Hm und wo is jetzt das Problem. Auch wenn die Bits verkehrtrum wären is doch trotzdem das Problem, dass er den HexString als Zahl und nicht als Bitwerte für den long sieht...
[schild=2 fontcolor=000000 shadowcolor=C0C0C0 shieldshadow=1]Hmpf![/schild]


----------



## kopfsalat (27. Jan 2005)

> Hm und wo is jetzt das Problem. Auch wenn die Bits verkehrtrum wären is doch trotzdem das Problem, dass er den HexString als Zahl und nicht als Bitwerte für den long sieht...


??? 
Sobald der HexString als Zahl gesehen wird, sind es doch gleich Bitwerte für einen Long. Jede Zahl wird doch in Bits gespeichert, nur für die Anzeige kann man die schön in Dezimal oder Hexadezimal, etc. anzeigen lassen.

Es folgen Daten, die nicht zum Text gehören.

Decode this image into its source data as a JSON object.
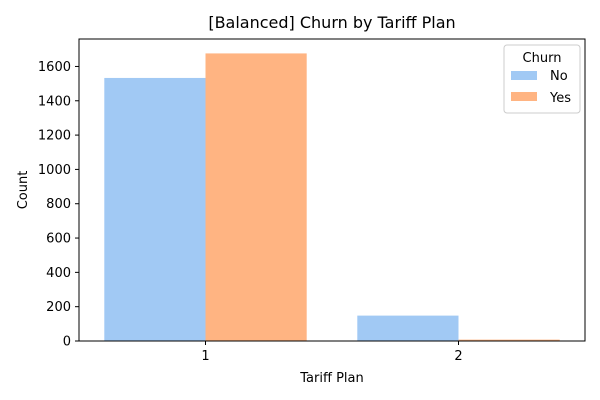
{
  "chart_data": {
    "type": "bar",
    "title": "[Balanced] Churn by Tariff Plan",
    "xlabel": "Tariff Plan",
    "ylabel": "Count",
    "categories": [
      "1",
      "2"
    ],
    "series": [
      {
        "name": "No",
        "values": [
          1533,
          148
        ],
        "color": "#a1c9f4"
      },
      {
        "name": "Yes",
        "values": [
          1676,
          8
        ],
        "color": "#ffb482"
      }
    ],
    "ylim": [
      0,
      1760
    ],
    "yticks": [
      0,
      200,
      400,
      600,
      800,
      1000,
      1200,
      1400,
      1600
    ],
    "legend": {
      "title": "Churn",
      "placement": "top-right"
    },
    "grid": false
  }
}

Wahrscheinlich speichert Dein Delphi-Programm im Little-Endian-Format, d.h. ein 8-Byte-Wert (ob Long, oder Double ist wurscht) der Form "0x1122334455667788") wird in die Datei geschrieben als 88 77 66 55 44 33 22 11. Deswegen wird aus 1.0, was in Hex-Repräsentation heißt :  0x3FF0000000000000, gespeichert als 00 00 00 00 00 00 F0 3F. Dein Hex-Viewer wird das wohl als Little-Endian-Double interpretiert gleich entsprechend umrechnen.
Die IEEE-Norm legt nicht fest, ob Little- oder Big-Endian genutzt werden soll.

Du musst, solltest Du also die 8 Bytes in der Reihenfolge einlesen, die wieder umdrehen, dazu gibt es die reverseBytes - Methode.

Du liest also die Zahl wie in deinem eigenen Beispiel ein, wandelst sie in einen long mit "long h = Long.decode(t);" Direkt danach rufst Du "h = Long.reverseBytes(h);" auf, um die 8 Bytes umzudrehen, um dann mit "double m = Double.longBitsToDouble(h);"  dieselben Bits als double-Wert zu interpretieren.


----------



## Berto (28. Jan 2005)

Stimmt, das mit den Bytes war nen Denkfehler von mir.

Du hattest recht, es liegt an dem Little/Big Endian Problem. Habe die Methode angewandt und jetzt funktioniert es.

Ich danke dir.


----------